Sexual harassment is devastating in and of itself for its victims, but new research shows there can be an even more insidious and troubling consequence that goes along with it.
When confronted with sexual harassment, we don't stand up for ourselves to the extent we believe we will, and because we use false predictions as a benchmark, we condemn others who are passive in the face of sexual harassment, according to a new study co-authored by Ann Tenbrunsel, professor of business ethics at the University of Notre Dame.
In "Double Victimization in the Workplace: Why Observers Condemn Passive Victims of Sexual Harassment," forthcoming in Organization Science, Tenbrunsel, and researchers from the University of Utah and Brigham Young and Northwestern Universities, conducted five studies that explored observers' condemnation of passive victims.
Pointing to the 1991 Senate conﬁrmation hearings for Clarence Thomas' appointment to the Supreme Court, the researchers note that Anita Hill testiﬁed she had been sexually harassed by Thomas during his tenure as head of the Equal Employment Opportunity Commission. She testiﬁed that despite being harassed numerous times years before, at no point did she confront Thomas about his behavior or take any action against the harassment.
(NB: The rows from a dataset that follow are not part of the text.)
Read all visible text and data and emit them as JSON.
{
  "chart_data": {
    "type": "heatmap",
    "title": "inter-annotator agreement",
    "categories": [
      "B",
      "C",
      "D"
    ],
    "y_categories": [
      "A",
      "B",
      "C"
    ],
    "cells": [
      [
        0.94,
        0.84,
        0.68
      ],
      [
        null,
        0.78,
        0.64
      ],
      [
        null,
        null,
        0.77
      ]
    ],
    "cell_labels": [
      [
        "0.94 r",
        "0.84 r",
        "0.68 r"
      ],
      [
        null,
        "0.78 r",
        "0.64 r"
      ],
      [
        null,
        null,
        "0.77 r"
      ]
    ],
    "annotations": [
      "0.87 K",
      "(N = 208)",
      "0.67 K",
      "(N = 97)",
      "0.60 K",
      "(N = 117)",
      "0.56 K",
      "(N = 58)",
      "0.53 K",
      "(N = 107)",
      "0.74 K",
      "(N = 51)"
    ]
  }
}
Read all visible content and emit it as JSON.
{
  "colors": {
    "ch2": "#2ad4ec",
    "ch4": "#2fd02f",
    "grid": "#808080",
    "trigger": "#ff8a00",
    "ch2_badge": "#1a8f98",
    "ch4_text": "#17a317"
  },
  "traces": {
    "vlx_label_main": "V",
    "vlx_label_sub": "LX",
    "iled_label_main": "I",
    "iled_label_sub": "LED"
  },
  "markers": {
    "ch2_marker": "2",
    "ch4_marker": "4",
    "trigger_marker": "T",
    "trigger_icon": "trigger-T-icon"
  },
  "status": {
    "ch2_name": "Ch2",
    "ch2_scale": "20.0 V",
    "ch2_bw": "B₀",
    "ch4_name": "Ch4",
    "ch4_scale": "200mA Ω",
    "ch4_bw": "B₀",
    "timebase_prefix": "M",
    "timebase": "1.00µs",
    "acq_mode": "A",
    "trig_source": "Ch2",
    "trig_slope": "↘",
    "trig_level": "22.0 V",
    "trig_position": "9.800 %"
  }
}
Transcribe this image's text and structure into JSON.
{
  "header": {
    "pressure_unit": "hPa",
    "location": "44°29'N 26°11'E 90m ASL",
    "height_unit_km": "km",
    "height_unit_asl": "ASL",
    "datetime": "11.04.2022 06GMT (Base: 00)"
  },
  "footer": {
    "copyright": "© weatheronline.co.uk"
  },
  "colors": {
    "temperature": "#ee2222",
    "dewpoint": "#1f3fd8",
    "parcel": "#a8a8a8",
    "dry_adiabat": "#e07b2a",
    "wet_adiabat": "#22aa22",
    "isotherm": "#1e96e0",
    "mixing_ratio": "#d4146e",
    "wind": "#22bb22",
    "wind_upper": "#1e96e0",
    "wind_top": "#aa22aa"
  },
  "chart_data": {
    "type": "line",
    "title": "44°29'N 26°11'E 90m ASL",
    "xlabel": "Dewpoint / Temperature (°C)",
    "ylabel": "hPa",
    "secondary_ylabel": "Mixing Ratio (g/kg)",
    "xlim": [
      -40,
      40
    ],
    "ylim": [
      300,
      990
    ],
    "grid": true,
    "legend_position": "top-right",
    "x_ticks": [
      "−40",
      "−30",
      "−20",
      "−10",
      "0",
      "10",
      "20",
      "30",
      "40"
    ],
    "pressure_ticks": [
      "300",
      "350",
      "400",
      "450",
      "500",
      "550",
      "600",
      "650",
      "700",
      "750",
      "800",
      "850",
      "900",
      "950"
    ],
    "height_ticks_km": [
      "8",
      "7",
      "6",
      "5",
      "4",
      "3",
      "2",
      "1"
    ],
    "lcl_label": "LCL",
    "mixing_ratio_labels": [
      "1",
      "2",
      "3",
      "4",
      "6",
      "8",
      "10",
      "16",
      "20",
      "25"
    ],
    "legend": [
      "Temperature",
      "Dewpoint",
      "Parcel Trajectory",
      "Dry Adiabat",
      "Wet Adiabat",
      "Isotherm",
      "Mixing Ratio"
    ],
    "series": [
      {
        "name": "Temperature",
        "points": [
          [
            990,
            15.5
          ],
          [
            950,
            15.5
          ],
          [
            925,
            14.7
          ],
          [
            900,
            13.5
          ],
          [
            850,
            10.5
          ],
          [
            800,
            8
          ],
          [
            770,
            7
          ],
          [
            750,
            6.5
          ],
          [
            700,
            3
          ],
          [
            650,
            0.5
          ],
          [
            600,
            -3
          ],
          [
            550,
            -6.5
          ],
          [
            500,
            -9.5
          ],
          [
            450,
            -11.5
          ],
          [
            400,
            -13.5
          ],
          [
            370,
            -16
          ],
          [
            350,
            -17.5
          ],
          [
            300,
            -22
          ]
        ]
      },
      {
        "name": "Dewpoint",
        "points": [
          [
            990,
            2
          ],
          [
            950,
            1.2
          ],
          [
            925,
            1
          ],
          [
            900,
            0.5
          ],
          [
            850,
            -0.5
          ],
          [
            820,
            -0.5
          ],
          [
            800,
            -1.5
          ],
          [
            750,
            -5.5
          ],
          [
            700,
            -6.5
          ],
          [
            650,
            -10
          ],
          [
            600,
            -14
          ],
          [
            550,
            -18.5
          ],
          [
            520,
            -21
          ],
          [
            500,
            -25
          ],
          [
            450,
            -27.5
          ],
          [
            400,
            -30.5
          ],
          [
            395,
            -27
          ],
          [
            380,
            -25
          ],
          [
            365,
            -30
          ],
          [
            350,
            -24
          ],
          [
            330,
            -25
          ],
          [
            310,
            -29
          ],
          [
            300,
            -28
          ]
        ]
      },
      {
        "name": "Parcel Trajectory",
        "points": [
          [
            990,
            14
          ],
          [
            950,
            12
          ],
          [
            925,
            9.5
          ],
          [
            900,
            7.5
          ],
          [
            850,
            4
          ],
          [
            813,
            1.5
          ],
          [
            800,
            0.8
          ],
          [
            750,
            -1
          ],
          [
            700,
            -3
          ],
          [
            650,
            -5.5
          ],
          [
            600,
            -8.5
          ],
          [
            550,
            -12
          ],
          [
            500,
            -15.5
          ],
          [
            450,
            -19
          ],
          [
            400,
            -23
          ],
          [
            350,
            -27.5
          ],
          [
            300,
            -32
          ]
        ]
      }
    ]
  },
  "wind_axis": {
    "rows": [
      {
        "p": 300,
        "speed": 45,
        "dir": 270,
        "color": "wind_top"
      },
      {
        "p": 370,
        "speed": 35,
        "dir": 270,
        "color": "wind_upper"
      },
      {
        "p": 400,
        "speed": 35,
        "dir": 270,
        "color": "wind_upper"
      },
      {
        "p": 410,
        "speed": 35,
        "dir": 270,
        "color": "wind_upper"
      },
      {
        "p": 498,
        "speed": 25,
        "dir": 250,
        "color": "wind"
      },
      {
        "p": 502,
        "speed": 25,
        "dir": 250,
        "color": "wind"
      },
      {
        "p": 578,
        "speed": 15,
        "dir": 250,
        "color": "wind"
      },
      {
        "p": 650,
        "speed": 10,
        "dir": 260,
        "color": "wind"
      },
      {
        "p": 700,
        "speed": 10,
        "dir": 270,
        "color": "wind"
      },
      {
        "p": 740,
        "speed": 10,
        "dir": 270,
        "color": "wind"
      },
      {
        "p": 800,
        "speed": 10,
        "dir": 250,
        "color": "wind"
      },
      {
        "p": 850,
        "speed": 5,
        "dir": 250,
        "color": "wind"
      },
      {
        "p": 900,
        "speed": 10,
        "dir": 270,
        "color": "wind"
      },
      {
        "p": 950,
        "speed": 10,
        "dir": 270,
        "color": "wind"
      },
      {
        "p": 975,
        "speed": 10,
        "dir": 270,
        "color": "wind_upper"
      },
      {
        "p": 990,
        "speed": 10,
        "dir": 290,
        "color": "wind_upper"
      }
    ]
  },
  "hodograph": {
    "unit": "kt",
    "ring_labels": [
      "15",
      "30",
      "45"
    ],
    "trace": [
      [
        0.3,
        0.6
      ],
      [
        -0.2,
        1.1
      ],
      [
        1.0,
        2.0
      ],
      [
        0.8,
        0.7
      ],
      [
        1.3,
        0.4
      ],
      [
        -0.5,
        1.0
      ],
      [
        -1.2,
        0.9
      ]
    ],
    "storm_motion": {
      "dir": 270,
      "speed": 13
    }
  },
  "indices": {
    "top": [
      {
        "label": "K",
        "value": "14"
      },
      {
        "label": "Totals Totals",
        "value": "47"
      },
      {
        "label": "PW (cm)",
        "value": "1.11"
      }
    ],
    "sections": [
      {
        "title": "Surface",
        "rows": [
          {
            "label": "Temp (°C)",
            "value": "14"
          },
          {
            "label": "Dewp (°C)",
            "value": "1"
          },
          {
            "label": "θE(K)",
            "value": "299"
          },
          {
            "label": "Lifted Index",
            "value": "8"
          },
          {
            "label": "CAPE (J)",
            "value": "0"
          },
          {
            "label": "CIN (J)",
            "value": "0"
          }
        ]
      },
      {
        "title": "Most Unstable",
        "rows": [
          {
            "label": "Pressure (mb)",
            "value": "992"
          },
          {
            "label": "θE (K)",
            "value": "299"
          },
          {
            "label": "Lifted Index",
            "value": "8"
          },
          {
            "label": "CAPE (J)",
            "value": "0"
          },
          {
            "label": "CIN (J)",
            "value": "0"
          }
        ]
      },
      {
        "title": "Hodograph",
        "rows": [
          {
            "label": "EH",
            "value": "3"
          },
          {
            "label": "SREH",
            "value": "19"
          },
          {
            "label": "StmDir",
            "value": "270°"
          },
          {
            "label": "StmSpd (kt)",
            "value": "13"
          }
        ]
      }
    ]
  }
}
Her claim of repeated sexual harassment and perpetual inaction led to public suspicion with and condemnation of Anita Hill.
Far from being an isolated incident, the case illustrates a trend that prevails even today.
"If we can increase the accuracy of our predictions and realize we won't stand up for ourselves as often as we would like to think, we will be less condemning of other victims," Tenbrunsel says.
In the first two studies, observers predicted they would be more confrontational than victims typically are, and this led to greater judgment of other passive victims, including unwillingness to work with them and to recommend them for a job.
The third study identiﬁed the failure to consider what may motivate victims to be passive, and the final two studies reduced condemnation of passive sexual harassment victims by highlighting their likely motivations at the time of the harassment and by having participants recall a past experience of their own when they did not act in the face of intimidation in the workplace, a situation related to but distinct from sexual harassment.
The results from these studies add insights into the causes and consequences of victim condemnation and help explain why passivity in the face of harassment—the predominant response—is subject to so much scorn.